On the AI repositioning
In 2025–2026 Monte Carlo aggressively repositioned around “Data + AI Observability” — extending into agent monitoring, ML model output tracking, and AI feature observability. This is a real product investment, not just marketing. For teams running production AI workloads, the integrated story is genuinely useful. For teams that just want clean data quality coverage, the AI features are mostly noise — they don’t change the core quality testing offering, and the marketing emphasis can make it harder to evaluate what you’re actually buying.
How to evaluate it
The honest test is to scope a proof-of-value carefully. Connect Monte Carlo to a representative slice of your warehouse — a few dozen tables across the layers that matter — and run it for a month. Look at: how many real incidents it surfaced, how many false positives it produced, and how the cost projects when scaled to your full data estate. Be specific with sales about your current pipeline shape; the right tier and the right number of monitored tables vary enormously by deployment.
Pricing is published for the Pay-as-you-go tier (up to 1,000 monitors, 10 users) but real enterprise deployments are quoted, and quotes vary widely. Vendr data suggests USD 25k–50k is typical for mid-market scope; expect significantly more if you have a large warehouse or multiple data sources.
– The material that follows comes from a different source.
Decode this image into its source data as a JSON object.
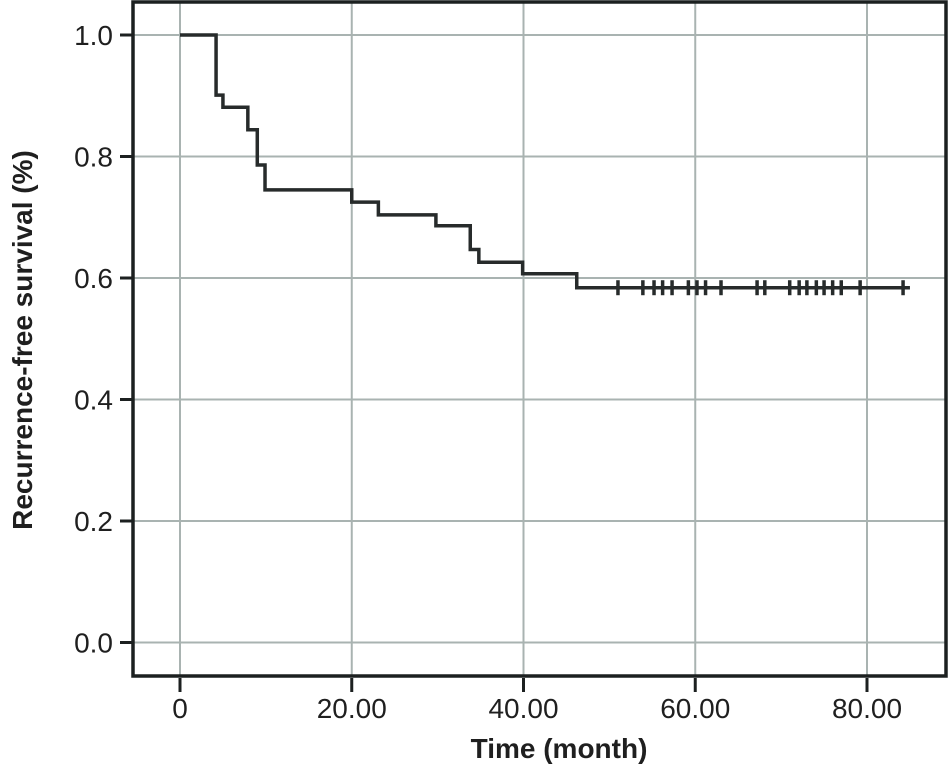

Notable missing capabilities
Runs as part of the dbt execution context — as a package, post-hook, or artifact consumer — rather than monitoring the warehouse from the outside. Tests are defined in the same codebase as models, run on the same schedule, and fail the same CI pipeline. The alternative is warehouse-side monitoring (Monte Carlo-style) which catches issues dbt misses but reacts rather than prevents.
Emits and consumes OpenLineage events as a first-class citizen rather than via a plugin or adapter. Signals commitment to interoperability with other metadata tooling — Marquez, OpenMetadata, Astronomer, and others can consume the same event stream. Increasingly the differentiator between "open" and "proprietary metadata model" observability platforms.
Compares the output of a model change against production before the pull request is merged — showing row-level and aggregate differences. Shifts data quality left into the development workflow. Datafold is the category-defining tool here; dbt's own cloud offering has added similar capabilities. Requires production-scale compute on a development branch, which has cost implications.
A managed vocabulary of business terms ("Active Customer", "Recognized Revenue") with definitions, owners, and — critically — links to the physical assets that implement them. Without the linking layer a glossary is just a wiki. With it, you can answer "which dashboards use our official definition of Active Customer?" — the question governance teams actually care about.